I seemed to have done right by my
kids-they are fearless and jump into any and all changes without the need for a
net. I don’t know how they got to be so
brave, but my admiration is strong on that subject.
On more of a financial but just as
emotional roller-coaster, last week my husband and I were running errands and
we decided since we were passing by the local mall that we’d stop in and have
our wedding rings checked and cleaned.
We did just do it the end of April, but I had some stuff caught in my
engagement ring, so we just had everything we were wearing checked.
Since the loss of a diamond out of my
tennis bracelet last month, (it too was just checked) I’m uber-vigilant about
Good thing-the center prong on my
anniversary band was damaged. It was
sent in for an estimate and the jeweler called to say, “It will be $15.65.” I
repeated the amount and said to go ahead with the repair.

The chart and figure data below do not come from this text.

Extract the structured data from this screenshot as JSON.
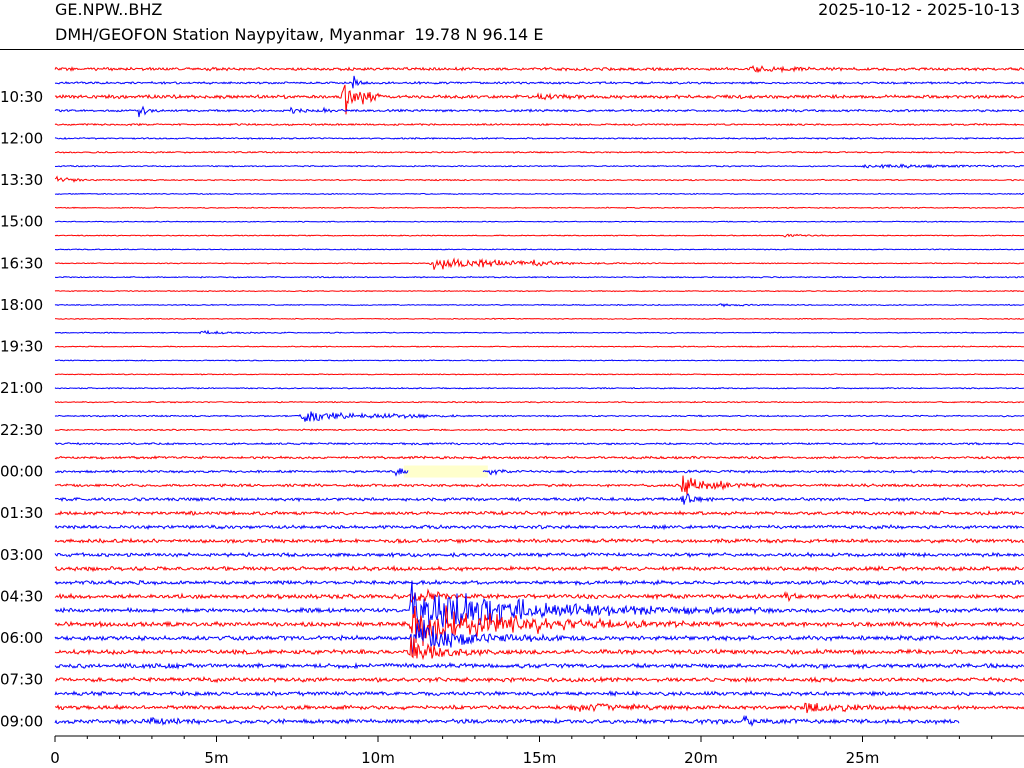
{
  "header": {
    "station_code": "GE.NPW..BHZ",
    "station_desc": "DMH/GEOFON Station Naypyitaw, Myanmar  19.78 N 96.14 E",
    "date_range": "2025-10-12 - 2025-10-13"
  },
  "chart_data": {
    "type": "line",
    "title": "GE.NPW..BHZ",
    "xlabel": "",
    "ylabel": "",
    "x_unit": "minutes",
    "xlim": [
      0,
      30
    ],
    "x_ticks": [
      {
        "value": 0,
        "label": "0"
      },
      {
        "value": 5,
        "label": "5m"
      },
      {
        "value": 10,
        "label": "10m"
      },
      {
        "value": 15,
        "label": "15m"
      },
      {
        "value": 20,
        "label": "20m"
      },
      {
        "value": 25,
        "label": "25m"
      }
    ],
    "y_labels": [
      {
        "row": 2,
        "label": "10:30"
      },
      {
        "row": 5,
        "label": "12:00"
      },
      {
        "row": 8,
        "label": "13:30"
      },
      {
        "row": 11,
        "label": "15:00"
      },
      {
        "row": 14,
        "label": "16:30"
      },
      {
        "row": 17,
        "label": "18:00"
      },
      {
        "row": 20,
        "label": "19:30"
      },
      {
        "row": 23,
        "label": "21:00"
      },
      {
        "row": 26,
        "label": "22:30"
      },
      {
        "row": 29,
        "label": "00:00"
      },
      {
        "row": 32,
        "label": "01:30"
      },
      {
        "row": 35,
        "label": "03:00"
      },
      {
        "row": 38,
        "label": "04:30"
      },
      {
        "row": 41,
        "label": "06:00"
      },
      {
        "row": 44,
        "label": "07:30"
      },
      {
        "row": 47,
        "label": "09:00"
      }
    ],
    "row_count": 48,
    "row_minutes": 30,
    "colors": [
      "#ff0000",
      "#0000ff"
    ],
    "noise": [
      1.2,
      0.9,
      1.4,
      0.9,
      0.7,
      0.6,
      0.6,
      0.5,
      0.5,
      0.4,
      0.4,
      0.4,
      0.4,
      0.4,
      0.4,
      0.5,
      0.4,
      0.4,
      0.4,
      0.4,
      0.4,
      0.4,
      0.4,
      0.5,
      0.5,
      0.6,
      0.6,
      0.8,
      1.0,
      1.0,
      1.1,
      1.3,
      1.4,
      1.4,
      1.5,
      1.5,
      1.6,
      1.6,
      1.7,
      1.7,
      1.8,
      1.8,
      1.8,
      1.8,
      1.7,
      1.6,
      1.6,
      1.8
    ],
    "gap": {
      "row": 29,
      "start": 10.8,
      "end": 13.4,
      "color": "#ffffcc"
    },
    "end_marker": {
      "row": 47,
      "x": 28.0
    },
    "events": [
      {
        "row": 2,
        "t": 8.9,
        "amp": 30,
        "dur": 0.6
      },
      {
        "row": 1,
        "t": 9.2,
        "amp": 14,
        "dur": 0.2
      },
      {
        "row": 3,
        "t": 2.6,
        "amp": 8,
        "dur": 0.3
      },
      {
        "row": 3,
        "t": 7.3,
        "amp": 6,
        "dur": 0.3
      },
      {
        "row": 3,
        "t": 8.3,
        "amp": 4,
        "dur": 0.3
      },
      {
        "row": 0,
        "t": 21.5,
        "amp": 3,
        "dur": 1.5
      },
      {
        "row": 2,
        "t": 14.8,
        "amp": 3,
        "dur": 1.5
      },
      {
        "row": 8,
        "t": 0.0,
        "amp": 4,
        "dur": 0.8
      },
      {
        "row": 7,
        "t": 25.0,
        "amp": 2,
        "dur": 4.5
      },
      {
        "row": 12,
        "t": 22.5,
        "amp": 2,
        "dur": 0.8
      },
      {
        "row": 14,
        "t": 11.6,
        "amp": 9,
        "dur": 2.8
      },
      {
        "row": 14,
        "t": 14.8,
        "amp": 4,
        "dur": 0.5
      },
      {
        "row": 17,
        "t": 20.5,
        "amp": 2,
        "dur": 0.8
      },
      {
        "row": 19,
        "t": 4.5,
        "amp": 2,
        "dur": 1.2
      },
      {
        "row": 25,
        "t": 7.6,
        "amp": 9,
        "dur": 2.0
      },
      {
        "row": 25,
        "t": 10.0,
        "amp": 3,
        "dur": 1.2
      },
      {
        "row": 29,
        "t": 10.5,
        "amp": 8,
        "dur": 0.3
      },
      {
        "row": 29,
        "t": 13.4,
        "amp": 8,
        "dur": 0.3
      },
      {
        "row": 30,
        "t": 19.4,
        "amp": 14,
        "dur": 1.3
      },
      {
        "row": 31,
        "t": 19.4,
        "amp": 10,
        "dur": 0.4
      },
      {
        "row": 38,
        "t": 22.6,
        "amp": 5,
        "dur": 0.4
      },
      {
        "row": 39,
        "t": 11.0,
        "amp": 32,
        "dur": 4.5
      },
      {
        "row": 40,
        "t": 11.0,
        "amp": 30,
        "dur": 4.0
      },
      {
        "row": 41,
        "t": 11.0,
        "amp": 22,
        "dur": 2.0
      },
      {
        "row": 42,
        "t": 11.0,
        "amp": 16,
        "dur": 1.2
      },
      {
        "row": 38,
        "t": 11.0,
        "amp": 12,
        "dur": 1.0
      },
      {
        "row": 46,
        "t": 16.0,
        "amp": 5,
        "dur": 2.0
      },
      {
        "row": 46,
        "t": 23.2,
        "amp": 7,
        "dur": 1.4
      },
      {
        "row": 47,
        "t": 2.8,
        "amp": 4,
        "dur": 1.0
      },
      {
        "row": 47,
        "t": 21.3,
        "amp": 6,
        "dur": 0.5
      }
    ]
  }
}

He called back right away and said, “You okayed
that pretty fast, so I wanted to make sure you knew it was “$1,500.65.”
“No, that is not what you said, I even
repeated the amount. Why on earth would
a prong cost that much????”
Turns out that the jeweler found a crack
in the stone.
Great, just dandy.
When I told my husband, as expected, he
informed me that my ring would now be put into the safe with my bracelet.
All of this, just when we were just
beginning to see a glimmer of sunshine.